Retail News Breaks
Research links Rx adherence, preventable medical costs
July 8th, 2013
ARLINGTON, Va. – The National Association of Chain Drug Stores is spotlighting new research that ties medication adherence to avoidable medical expenses.
NACDS said Monday that research featured on the cover of the July issue of Health Affairs, a health policy journal, finds that innovative approaches to improving medication adherence can help the nation "achieve a higher-performing health system."
The researchers analyzed data for patients with diabetes, heart failure and chronic obstructive pulmonary disease (COPD) who were enrolled in the Medicare Part D prescription drug program. Among key findings, the report revealed that poor medication adherence was related to additional medical and hospital visits resulting in otherwise unnecessary spending for Medicare Part A and B services ranging from $49 to $840 per beneficiary per month.

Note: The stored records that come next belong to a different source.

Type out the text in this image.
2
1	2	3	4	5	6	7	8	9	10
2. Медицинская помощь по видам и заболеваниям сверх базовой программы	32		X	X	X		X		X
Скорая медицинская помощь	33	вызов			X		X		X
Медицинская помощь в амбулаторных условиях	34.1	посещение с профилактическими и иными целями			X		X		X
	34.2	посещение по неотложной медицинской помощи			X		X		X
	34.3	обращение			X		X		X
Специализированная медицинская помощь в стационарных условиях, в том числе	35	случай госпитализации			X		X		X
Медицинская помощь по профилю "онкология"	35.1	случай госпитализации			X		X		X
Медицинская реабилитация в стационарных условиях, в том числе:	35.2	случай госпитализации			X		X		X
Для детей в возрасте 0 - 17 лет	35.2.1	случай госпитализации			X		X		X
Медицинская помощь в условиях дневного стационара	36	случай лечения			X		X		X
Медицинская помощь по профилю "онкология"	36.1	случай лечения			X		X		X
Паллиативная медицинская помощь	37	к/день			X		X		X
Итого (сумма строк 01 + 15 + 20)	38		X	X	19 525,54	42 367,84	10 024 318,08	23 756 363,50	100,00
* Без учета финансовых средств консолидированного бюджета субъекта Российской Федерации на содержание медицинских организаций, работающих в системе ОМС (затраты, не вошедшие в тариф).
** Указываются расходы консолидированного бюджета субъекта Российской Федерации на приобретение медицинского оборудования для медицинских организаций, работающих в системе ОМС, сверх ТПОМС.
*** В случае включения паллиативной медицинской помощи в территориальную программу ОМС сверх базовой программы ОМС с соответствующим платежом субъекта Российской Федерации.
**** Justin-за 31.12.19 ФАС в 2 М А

Besides assessing potential Medicare savings from improved medication compliance, the study — titled "Increasing Medicare Part D Enrollment In Medication Therapy Management Could Improve Health And Lower Costs" — examined the criteria by which Part D beneficiaries are eligible for medication therapy management (MTM) services.
"By combining the two methods, we produce a new metric, 'potentially preventable future costs,' that can be used to target medication therapy management interventions to at-risk beneficiaries with the aim of both improving the quality of care and reducing unnecessary Medicare expenditures," the researchers wrote.
The Medicare Prescription Drug Improvement and Modernization Act of 2003, which established the Part D benefit, requires plans to offer MTM services to beneficiaries with multiple chronic conditions who are taking multiple medications and have high annual drug expenditures. Yet under current eligibility criteria, only a fraction of beneficiaries qualify for these services.
"We believe that potential costs averted should be considered as a criterion for targeting [MTM] interventions and that attention should be given to beneficiaries now excluded from review who display suboptimal adherence patterns associated with the highest Medicare costs," the researchers stated.
Improved medication adherence, they noted, "offers one of those rare opportunities in health care to achieve multiple desirable endpoints from the same policy."
The Health Affairs article was authored by Bruce Stuart, professor in the department of pharmaceutical health services research and director of the Peter Lamy Center on Drug Therapy and Aging at the University of Maryland School of Pharmacy; F. Ellen Loh, graduate research assistant at the university; Pamela Roberto, senior director at the Pharmaceutical Research and Manufacturers of America (PhRMA); and Laura Miller, senior economist at NACDS.
NACDS added that the research comes in the wake of a significant action by the Congressional Budget Office (CBO), which evaluates the financial implications of proposed legislation. Last year, CBO estimated that a rise in the number of prescriptions filled by Medicare beneficiaries "offsets" or lowers spending on other medical services. As a result, CBO will now credit policies that boost the use of medicines with savings on other Medicare services, the association said.